Teaching AI to Smell by Using DataRobot
Freshly cut grass, coffee, gasoline, cinnamon: all of these are very distinctive smells. To create the most alluring scents, the creators of fragrances have long relied on perfumers with a “good nose.” But those perfumers now have help from AI. AI is capable of predicting the scents based on the molecular composition of a product. This post shows you how to use DataRobot’s AutoML to predict what products smell like honey and coffee by using a multimodal dataset with multilabel classification.
Predicting physical and chemical properties of a potential molecule is part of R&D for chemerical engineering firms whether they are creating medicine or consumer goods. Traditionally, experimentation and observation was the only way to understand the physical-chemical properties of the molecule. To foster innovation in this area, AICrowd hosted a competition to predict the olfactory properties of a molecule. The objective of the competition is to predict the smell or aromatic properties of a given molecule. If machine learning could contribute, this would allow for the faster invention of new compounds tailored for particular aromatic signatures.
The dataset for this competition had two columns: SMILES and SENTENCE. Figure 1 shows some examples of molecules and their simplified molecular-input line entry (SMILE) representations. SENTENCE represents smells as the target or labels that need to be predicted. Each molecule has a combination of multiple smells. A SMILE is a chemical representation of a chemical molecule. It was introduced in 1980 but open-sourced in 2007, which created its widespread use. The SMILE notation advantages include readability, compression, and sharing. The database used for this competition is based on the Perfumery Materials & Performance dataset by Leffingwell & Associates and the Good Scents Company Information system. The dataset for the competition has been created by Guillaume Godin and Ruud Van Deursen (Firmenich SA) in collaboration with Igor Tetko (Helmholtz Zentrum München, BigChem GmbH).
The dataset has around 109 distinct values in the label; Top 100 labels will be picked for this experiment.
To make the SMILE information useful for machine learning, we started by using the Morgan fingerprint technique. This approach encodes each atom in the SMILE into multiple categories such as Element, Heavy Neighbors, and Halogen. This is accomplished using an open-source library such as RDKit. You can now analyze the new verbose extracted features using text-mining techniques such as bag-of-words.
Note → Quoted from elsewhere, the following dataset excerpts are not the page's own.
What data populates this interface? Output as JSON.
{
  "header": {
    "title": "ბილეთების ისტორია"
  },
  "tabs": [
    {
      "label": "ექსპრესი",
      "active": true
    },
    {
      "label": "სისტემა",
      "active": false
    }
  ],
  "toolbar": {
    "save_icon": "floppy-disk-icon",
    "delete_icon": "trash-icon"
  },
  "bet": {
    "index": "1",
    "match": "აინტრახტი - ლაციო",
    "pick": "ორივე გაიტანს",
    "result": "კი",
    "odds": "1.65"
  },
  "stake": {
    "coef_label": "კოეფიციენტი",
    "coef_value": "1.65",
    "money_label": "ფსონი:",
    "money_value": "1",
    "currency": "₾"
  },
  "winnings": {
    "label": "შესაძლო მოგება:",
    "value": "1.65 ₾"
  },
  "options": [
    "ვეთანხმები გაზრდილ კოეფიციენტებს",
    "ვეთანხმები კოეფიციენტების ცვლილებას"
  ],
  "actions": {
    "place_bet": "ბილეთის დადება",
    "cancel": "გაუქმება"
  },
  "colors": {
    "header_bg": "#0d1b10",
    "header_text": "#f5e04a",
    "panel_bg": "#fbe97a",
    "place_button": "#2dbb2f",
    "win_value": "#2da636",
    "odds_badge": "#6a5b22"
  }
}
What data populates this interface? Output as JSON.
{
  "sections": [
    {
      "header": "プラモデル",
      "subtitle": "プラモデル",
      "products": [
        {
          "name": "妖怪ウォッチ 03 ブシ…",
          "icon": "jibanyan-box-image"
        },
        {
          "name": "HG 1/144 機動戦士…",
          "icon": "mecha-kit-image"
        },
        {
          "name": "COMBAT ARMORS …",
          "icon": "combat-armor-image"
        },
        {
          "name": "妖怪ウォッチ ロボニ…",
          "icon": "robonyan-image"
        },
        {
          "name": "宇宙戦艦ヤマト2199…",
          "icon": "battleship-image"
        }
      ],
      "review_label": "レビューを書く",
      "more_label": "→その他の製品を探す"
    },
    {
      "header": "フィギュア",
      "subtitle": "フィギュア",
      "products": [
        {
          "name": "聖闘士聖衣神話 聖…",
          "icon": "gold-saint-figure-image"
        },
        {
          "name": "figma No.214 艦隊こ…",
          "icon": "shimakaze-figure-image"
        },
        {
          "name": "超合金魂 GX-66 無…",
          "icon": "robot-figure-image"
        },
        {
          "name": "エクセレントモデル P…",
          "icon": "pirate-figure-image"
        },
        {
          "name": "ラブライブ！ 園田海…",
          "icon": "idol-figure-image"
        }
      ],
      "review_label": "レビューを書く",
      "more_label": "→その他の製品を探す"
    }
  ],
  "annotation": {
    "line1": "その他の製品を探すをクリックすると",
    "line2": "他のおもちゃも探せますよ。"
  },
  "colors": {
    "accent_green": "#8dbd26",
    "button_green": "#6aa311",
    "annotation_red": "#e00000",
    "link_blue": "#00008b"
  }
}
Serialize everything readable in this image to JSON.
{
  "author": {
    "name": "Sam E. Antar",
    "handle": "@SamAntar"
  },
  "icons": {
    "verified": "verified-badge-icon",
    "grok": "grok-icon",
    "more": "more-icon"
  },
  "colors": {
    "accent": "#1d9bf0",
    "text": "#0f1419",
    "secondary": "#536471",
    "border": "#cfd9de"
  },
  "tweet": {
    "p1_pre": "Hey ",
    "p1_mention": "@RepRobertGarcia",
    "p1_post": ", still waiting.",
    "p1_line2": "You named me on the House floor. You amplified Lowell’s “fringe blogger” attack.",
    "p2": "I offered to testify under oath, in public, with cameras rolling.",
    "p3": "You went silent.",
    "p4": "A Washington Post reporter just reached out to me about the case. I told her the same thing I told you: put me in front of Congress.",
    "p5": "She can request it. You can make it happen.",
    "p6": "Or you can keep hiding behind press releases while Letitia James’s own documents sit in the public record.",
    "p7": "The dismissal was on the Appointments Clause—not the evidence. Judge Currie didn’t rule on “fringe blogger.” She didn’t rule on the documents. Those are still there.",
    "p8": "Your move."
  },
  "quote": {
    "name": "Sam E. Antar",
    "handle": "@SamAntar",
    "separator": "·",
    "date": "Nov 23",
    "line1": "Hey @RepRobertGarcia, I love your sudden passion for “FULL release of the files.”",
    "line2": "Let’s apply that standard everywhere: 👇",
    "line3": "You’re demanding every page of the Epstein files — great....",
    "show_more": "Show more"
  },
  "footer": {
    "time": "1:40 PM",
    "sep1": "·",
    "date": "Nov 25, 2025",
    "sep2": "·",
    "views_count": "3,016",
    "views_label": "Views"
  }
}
With the dataset prepared, the next step is running a DataRobot multilabel project.
DataRobot’s AutoML uses different feature engineering techniques and a variety of machine learning algorithms to identify the best model for multilabel classification. The best model for this dataset is a Keras-based neural network.
DataRobot also provides per-label metrics so that metrics per class can be compared. Below are the per-label metrics provided by DataRobot for model evaluation purposes.
The competition metric is the maximum Tanimoto score of the top five recommendations to the ground truth averaged over the test dataset. The above model using fingerprint features scores a Top 5 TSS of 0.6838 on a holdout dataset.
An emerging research stream is to use convolutional neural networks over images of molecules for predicting chemical properties. Molecules can be represented as graphs using the SMILE data. The diagram below shows how to visualize a molecule as a two-dimensional image.
It’s possible to add this image information as below to our existing dataset and build a new model with DataRobot.
Adding images to the dataset results improves the Top 5 TSS score to 0.6865! The best models use both the text information and a visual representation of the molecules.
To understand how the images are being used, we can explore the explainability features for images of embeddings and activation maps. The first insight that DataRobot provides on image data is image embeddings, which visualize the discovered segments of the visual features. The figure below shows the embeddings of all the molecules. Upon further reflection of the embeddings, it’s possible to see clusters of particular molecules. We have highlighted this by indicating three clusters of fruit, herbal, and woody molecules. This clustering suggests that the images are carrying information about the type of molecules they are.
A second insight DataRobot offers is activation maps, which indicate what part of an image the model is using. From the activation maps, it’s clear that the models are looking across the entire molecular structure.
The final step to using this model is deploying it into production. With DataRobot this is a one-click step.
You can use DataRobot to predict the physical-chemical properties of chemical compounds such as olfactory properties. This was a challenging use case that required supporting both text and image type data using a multilabel outcome. Once this model has been created, the next step is using it in a simulation environment where keying in chemical formulas will result in a prediction of the aromatic signature of the compound. This approach can try out many different formulas using the model that we have created. It helps to reduce the cost, time, and effort used in traditional processes of synthesizing a compound and finding the result.